Mr Jaren said telemedicine will help rural Thais without hospitals nearby to easily access healthcare expertise. Urban users in Bangkok can forgo heavy traffic and get basic prescriptions without leaving their homes.
“People are lining up at hospitals at 5am to get medicine and tests, then going home at 4pm after only talking to the doctor for five minutes,” he said. “With telemedicine, patients can talk to a doctor for 10 minutes then get medicine delivered to their house.”
But his business could really take off if telemedicine becomes covered under nationwide social security.
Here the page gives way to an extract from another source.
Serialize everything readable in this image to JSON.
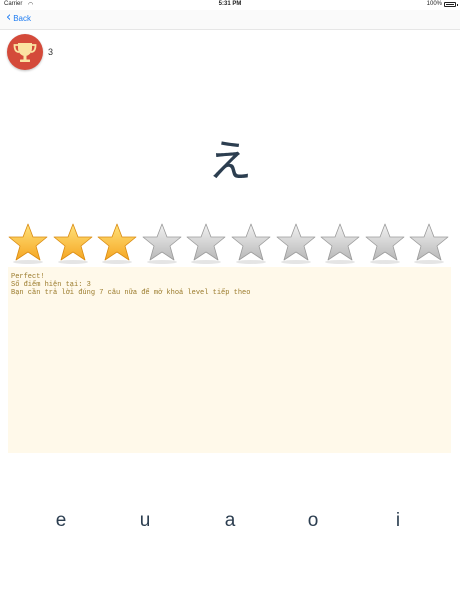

Mr Jaren said the health minister is interested in telemedicine and there may be legislation proposed this quarter to cover it under social security.
“Even without legislation coming out, we have still been growing sixfold year-on-year, but with the legislation we could grow by 50 times,” he said.
BDMS recently announced a partnership with China-based Ping An Good Doctor (PAGD), one of the largest telemedicine companies and a subsidiary of Ping An Insurance, to provide telemedicine to Chinese patients over its platform. BDMS also has its own domestic telemedicine service, Samitivej Virtual Hospital.
The hospital group is allocating over 100 doctors from eight hospitals to focus on providing consultations in areas such as orthopaedics, oncology, neuroscience, cardiology and paediatrics.
These services are recommended for Chinese patients that have already been diagnosed. For instance, patients diagnosed with a type of cancer can then seek consultation and advice from a BDMS doctor before seeking further treatment in China or Thailand. The telemedicine patient will then be issued a report in Chinese that is also sent to a PAGD physician.
These kinds of cross-border online doctor exchanges operate in a legal grey area, as doctors are technically only allowed to practice medicine in their own country. But with online apps such as PAGD and Doctor Raksa, access to healthcare services is available to anyone, anywhere who can access a doctor in any country.
“The more organisations that use telemedicine, the more people will become aware of it and become interested in the service,” Mr Boucher said. “There is a potential risk that patients could go to other sites for telemedicine, but I think our reputation for quality, credentialed physicians will keep patients coming to us.”
‘‘ People are lining up at hospitals at 5am to get medicine and tests, then going home at 4pm after only talking to the doctor for five minutes.